[Paulicéia 070] Rudá K. Andrade: "Como meu avô, eu sou um homem sem profissão."
Historiador e documentarista, neto de Oswald de Andrade fala sobre sua relação com os sacys e as culturas do interior paulista
Eu não conheci Oswald de Andrade, ou mesmo sua obra, quando o célebre modernista paulista ainda era vivo, é claro. Falar com Rudá K. de Andrade talvez seja o mais perto que podemos chegar do autor do “Manifesto Antropófago”. Autoassumido "homem sem profissão", como o avô, Rudá vive a existência intensa dedicada à cultura, assim como seu pai, Rudá Andrade.
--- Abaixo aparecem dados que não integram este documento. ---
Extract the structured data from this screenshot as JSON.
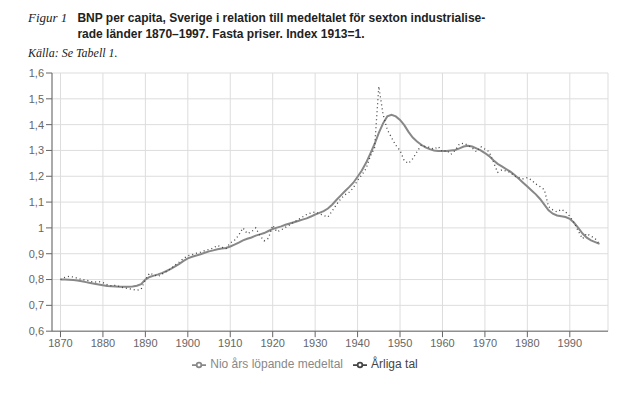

Nesse centenário do Modernismo de 22 (sobre o qual falamos a fundo na entrevista com o professor da USP Luiz Armando Bagolin, em fevereiro), ele aproveita o ano para apresentar dois de seus projetos: o livro "A Arte de Devorar o Mundo", sobre a relação de Oswald com a gastronomia, e a ocupação Ocupa Sacy em São Luiz do Paraitinga, a capital brasileira dos sacys (assim, com y) que escancara uma relação afetiva e profunda com as tradições caipiras do sudeste do Brasil.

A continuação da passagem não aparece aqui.